Dementsprechend rückt dann auch die Polizei an. Zu Dutzenden sieht man die uniformierten Beamten zwischen den Bikini-Ladys Stellung beziehen. Es heißt, zwei komplette Hundertschaften seien herbeigeeilt, um dem allzu bunten Treiben ein Ende zu bereiten.

72 Personen angezeigt

Die Polizei bestätigte via Twitter den Einsatz in Berlin-Charlottenburg. "Nach Lärmbeschwerden wurden Kollegen in der Nacht zum Montag zu einer Villa in Westend alarmiert", heißt es im nicht ganz lupenreinen Behörden-Deutsch in dem Tweet. Und weiter: "Vor Ort stellten sie eine Party mit über 70 Gästen fest. Laut Veranstalter wurde ein Musikvideo gedreht."

Und zwar nicht irgendein Musikvideo. Sondern der Clip zum Song "Hoes up, G's down" des neuen Sterns am Frauenrap-Himmel Shirin David. Das habe das Management der 25-Jährigen, die ihre Karriere als Youtube-Star begann, auch bestätigt, berichtet die Berliner Zeitung "B.Z.". Zugleich zitiert das Blatt einen anwesenden Gast: "Shirin hat eine Villa gemietet und im Garten ein Video gedreht. Es war anstrengend, da wir alle wegen Corona Abstand halten und uns die ganze Zeit desinfizieren mussten. Dazu haben die Nachbarn abends immer wieder die Polizei wegen der Musik gerufen."

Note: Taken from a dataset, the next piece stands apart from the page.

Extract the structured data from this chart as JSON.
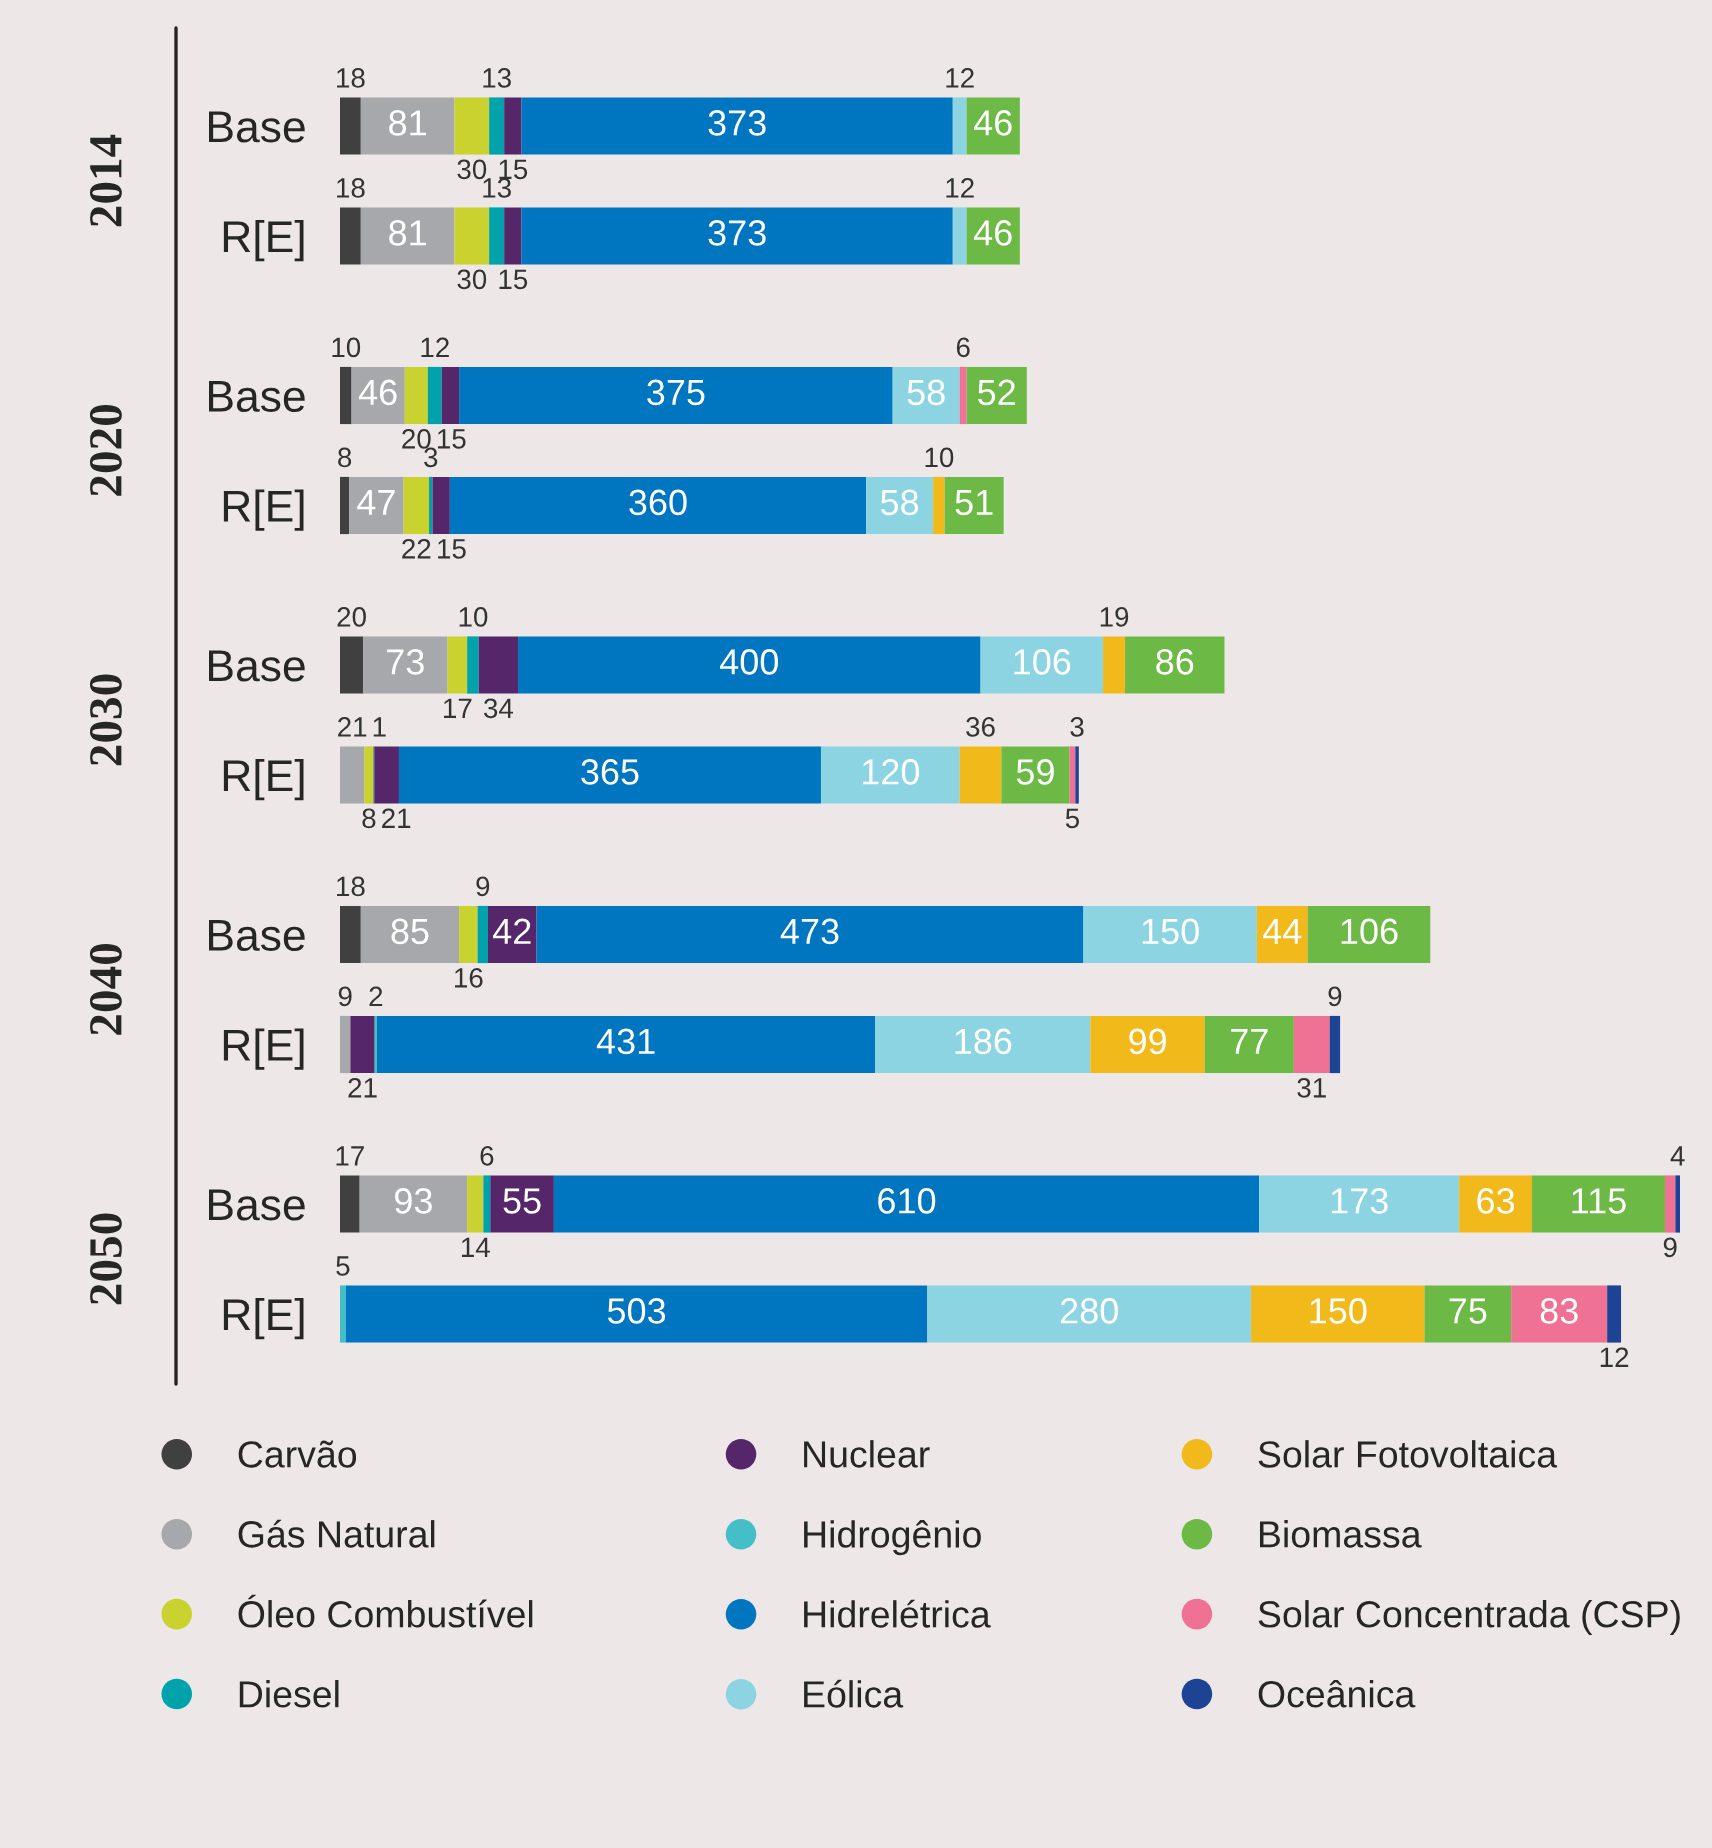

Wurde also doch auf die Corona-Regeln geachtet? Die Filmaufnahmen sprechen da eher eine andere Sprache. Und auch die Polizei kam offenkundig zu einer gegenteiligen Lageeinschätzung. "Die Veranstaltung wurde aufgelöst und Covid-19-Anzeigen geschrieben", heißt es abermals gestelzt in ihrem Tweet. Insgesamt sollen 72 Personen ein Corona-Knöllchen kassiert haben. Überdies sei auch Davids Management angezeigt worden, meldet die "B.Z." - wegen der zu lauten Musik zu nachtschlafender Stunde. Das dürfte für die Rapperin und ihre Entourage allerdings zu verkraften sein. Eine bessere Werbung für ihren neuen Song konnte sie schließlich kaum bekommen.